In our view, the claims about the demise of the carbon-based professional worker can be described by the famous Mark Twain misquote: “The news of my death is greatly exaggerated.” At the same time, the claims that any role for which a cognitive application replaces a human worker will open up other tasks for that human worker are Pollyannaish to a fault. There is no question that job contents and alignments will face a period of significant change, but in the near to medium term, machines will continue to be supportive of people functions, not the other way around.

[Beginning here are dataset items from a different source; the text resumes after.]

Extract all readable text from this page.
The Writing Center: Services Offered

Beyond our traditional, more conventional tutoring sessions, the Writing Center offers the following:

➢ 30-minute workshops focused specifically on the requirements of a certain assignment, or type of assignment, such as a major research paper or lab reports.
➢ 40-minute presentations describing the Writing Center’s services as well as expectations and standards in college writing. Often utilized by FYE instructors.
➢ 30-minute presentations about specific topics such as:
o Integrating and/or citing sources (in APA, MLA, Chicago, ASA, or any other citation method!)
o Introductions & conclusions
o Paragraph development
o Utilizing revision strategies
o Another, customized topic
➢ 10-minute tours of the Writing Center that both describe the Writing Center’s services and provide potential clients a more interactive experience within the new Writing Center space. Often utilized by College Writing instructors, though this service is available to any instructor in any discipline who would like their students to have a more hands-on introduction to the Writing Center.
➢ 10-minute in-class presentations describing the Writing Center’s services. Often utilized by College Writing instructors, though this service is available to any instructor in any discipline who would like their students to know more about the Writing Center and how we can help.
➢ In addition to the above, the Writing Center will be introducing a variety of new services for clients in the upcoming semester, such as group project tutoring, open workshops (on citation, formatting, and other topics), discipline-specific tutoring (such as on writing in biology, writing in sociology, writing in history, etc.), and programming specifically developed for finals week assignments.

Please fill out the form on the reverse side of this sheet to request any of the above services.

Overall, what impact might cognitive computing have on our lives as consumers, citizens, parents, etc.? We’ve already been alerted to trends by the entertainment world, in movies like 2013’s Her, which depicts the development of a man’s relationship with his super-intelligent digital assistant/love object. Let’s call that a vision firmly in the realm of fantasy at this stage. But the development of digital assistants across more and more areas of life is a trend already firmly established.

In Apple’s Siri, Google’s Now, Amazon’s Echo and Microsoft’s Cortana, we see shipping semi-cognitive products engaged with mass audiences. While those products currently have trouble demonstrating competence, much less super-intelligence like the operating system depicted in Her, their improvements have been steady and impressive in specific areas. At the same time, major advances in technology around challenging cognitive functions, like image recognition and machine translation, have enhanced the capabilities of a variety of consumer and business applications.

Cognitive computing today is like the embryonic chick beginning to peck its way out of the egg. No amount of overheated journalism will bring it out faster than its natural cadence. In what we read and hear today, neither the most optimistic visions nor the direst prophesies of doom will come to pass. What we can state will happen is that smart people will be getting better ideas about how these cognitive technologies and approaches can be bent to solve intrinsic human problems—natural ones and those that people have created. The trick will be to be smart about the new problems that cognitive tools will create, as well as enthusiastic about the advances they will bring.